Senate debates

Monday, 26 February 2007

Matters of Urgency

Asylum Seekers

4:56 pm

Photo of Andrew BartlettAndrew Bartlett (Queensland, Australian Democrats) Share this | Hansard source

To summarise, we have heard lots of nice-sounding statements from everybody that under no circumstances would they ever allow somebody to be sent back to somewhere where they face persecution. Most of the Liberal Party speakers, quite rightly, proudly clasped to their bosom the record of the Fraser government and the way they treated asylum seekers who came here. They then proceeded to completely trash the whole approach the Fraser government took and said that anybody who took that approach would be compromising the integrity of our borders, opening the floodgates and giving comfort to people smugglers. They cannot have it both ways. Do they think the Fraser government did the right thing or not? How can they possibly keep saying, ‘We have a proud record, look at what Fraser did,’ and then defend the current policy which is the absolute antithesis of what Malcolm Fraser did and which, as you all know, he is fiercely critical of?

I do not particularly blame the government speakers, because they are being fed totally dishonest propaganda from the office of the Minister for Immigration and Citizenship and his department. Senator Mason said there has been no objection to how people were processed on Nauru. That is ludicrous. There have been extraordinarily severe objections.
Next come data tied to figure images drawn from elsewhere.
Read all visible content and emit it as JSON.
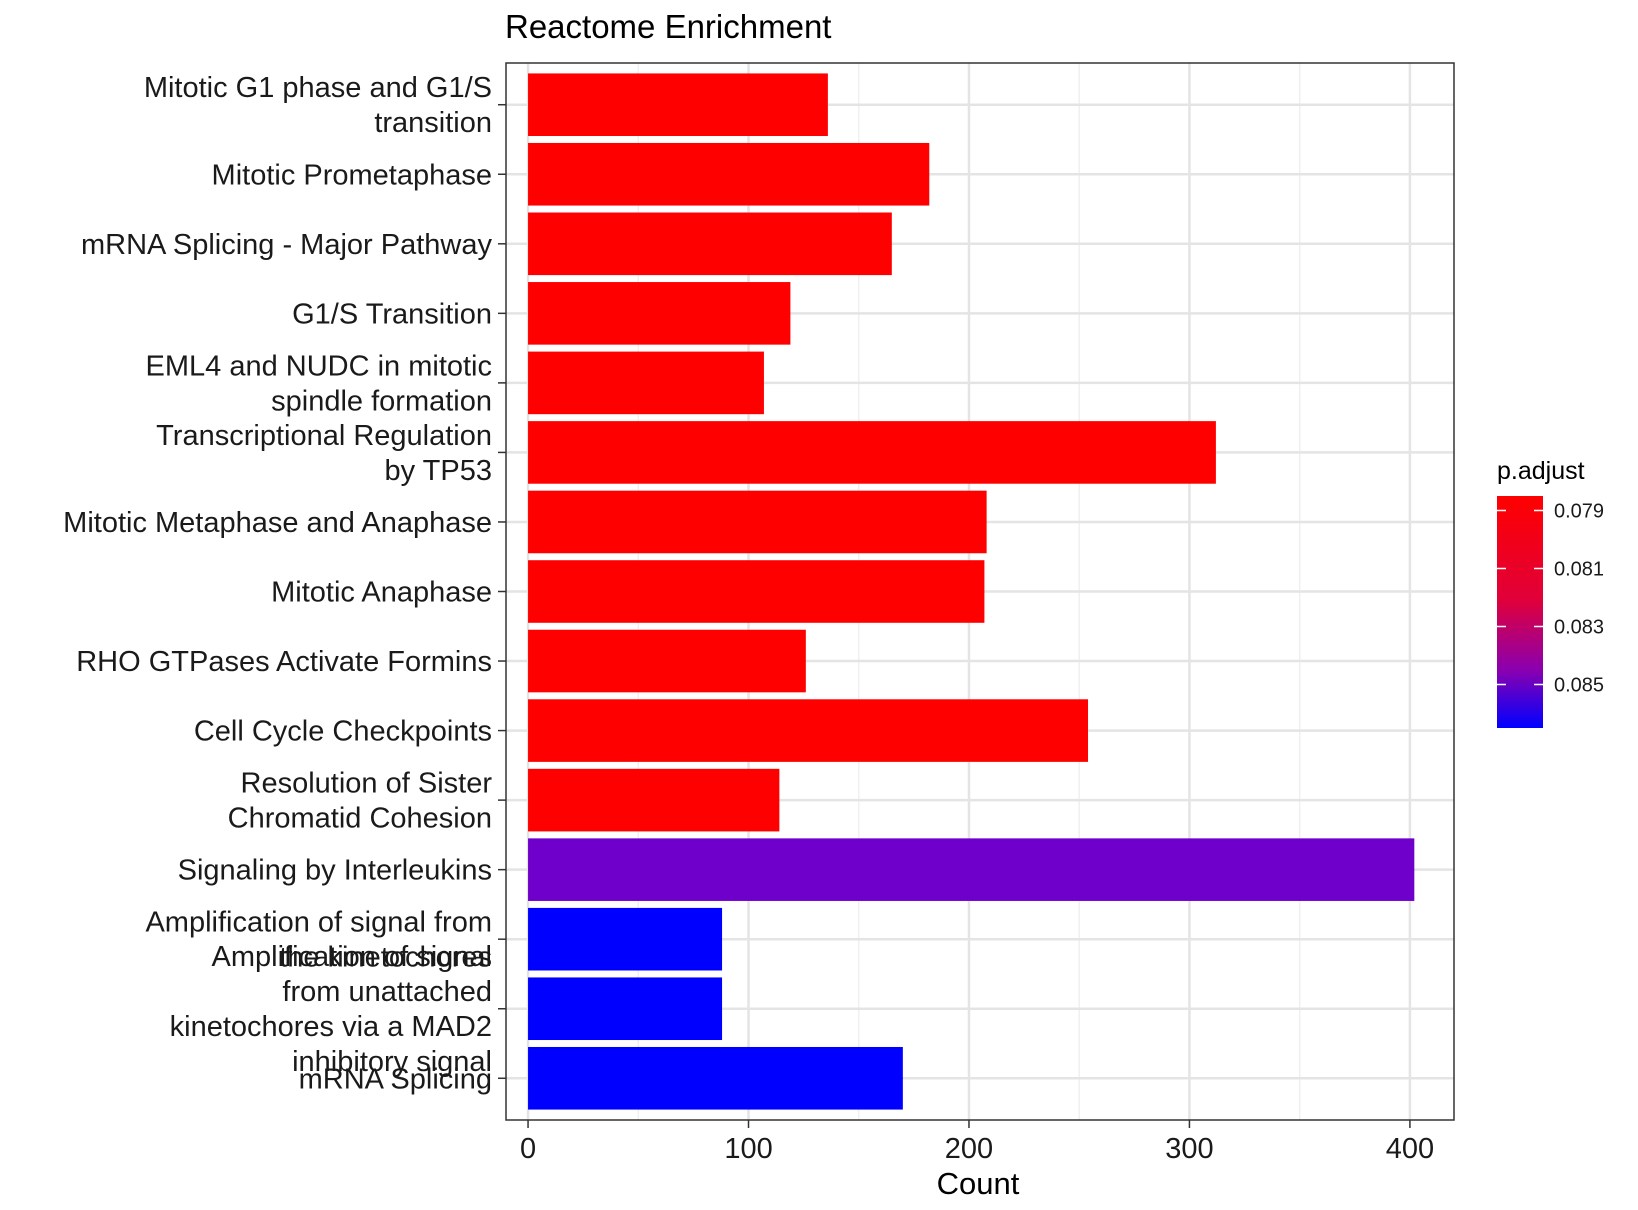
{
  "chart_data": {
    "type": "bar",
    "orientation": "horizontal",
    "title": "Reactome Enrichment",
    "xlabel": "Count",
    "ylabel": "",
    "xlim": [
      -10,
      420
    ],
    "xticks": [
      0,
      100,
      200,
      300,
      400
    ],
    "grid": true,
    "legend": {
      "title": "p.adjust",
      "position": "right",
      "type": "color-gradient",
      "range": [
        0.0785,
        0.0865
      ],
      "ticks": [
        0.079,
        0.081,
        0.083,
        0.085
      ],
      "tick_labels": [
        "0.079",
        "0.081",
        "0.083",
        "0.085"
      ],
      "color_low": "#ff0000",
      "color_high": "#0000ff"
    },
    "categories": [
      [
        "Mitotic G1 phase and G1/S",
        "transition"
      ],
      [
        "Mitotic Prometaphase"
      ],
      [
        "mRNA Splicing - Major Pathway"
      ],
      [
        "G1/S Transition"
      ],
      [
        "EML4 and NUDC in mitotic",
        "spindle formation"
      ],
      [
        "Transcriptional Regulation",
        "by TP53"
      ],
      [
        "Mitotic Metaphase and Anaphase"
      ],
      [
        "Mitotic Anaphase"
      ],
      [
        "RHO GTPases Activate Formins"
      ],
      [
        "Cell Cycle Checkpoints"
      ],
      [
        "Resolution of Sister",
        "Chromatid Cohesion"
      ],
      [
        "Signaling by Interleukins"
      ],
      [
        "Amplification of signal from",
        "the kinetochores"
      ],
      [
        "Amplification of signal",
        "from unattached",
        "kinetochores via a MAD2",
        "inhibitory signal"
      ],
      [
        "mRNA Splicing"
      ]
    ],
    "values": [
      136,
      182,
      165,
      119,
      107,
      312,
      208,
      207,
      126,
      254,
      114,
      402,
      88,
      88,
      170
    ],
    "p_adjust": [
      0.0788,
      0.0788,
      0.0788,
      0.0788,
      0.0788,
      0.0788,
      0.0788,
      0.0788,
      0.0788,
      0.0788,
      0.0788,
      0.0848,
      0.0862,
      0.0862,
      0.0862
    ],
    "bar_colors": [
      "#ff0000",
      "#ff0000",
      "#ff0000",
      "#ff0000",
      "#ff0000",
      "#ff0000",
      "#ff0000",
      "#ff0000",
      "#ff0000",
      "#ff0000",
      "#ff0000",
      "#6f00cc",
      "#0000ff",
      "#0000ff",
      "#0000ff"
    ]
  }
}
It is because of those objections that legislation last year which sought to expand the Pacific solution was rejected by the Senate. There is ample evidence that we have sent people back to face persecution and that we have breached these conventions. That is why the Australian Democrats are so concerned that we again have public musings from government ministers. We have the immigration minister and the Minister for Foreign Affairs umming and ahing: ‘We might send them to Nauru; we might send them to Indonesia; we’re seeking assurances that they won’t send them back.’ Why are we doing that? Why are we subcontracting something as fundamental as checking people’s claims about persecution—people who are fleeing a civil war? India has 100,000 refugees from Sri Lanka. We get 83 and suddenly we think that our borders are being compromised. It is ludicrous. (Time expired)

Question put:

That the motion (Senator Bartlett’s) be agreed to.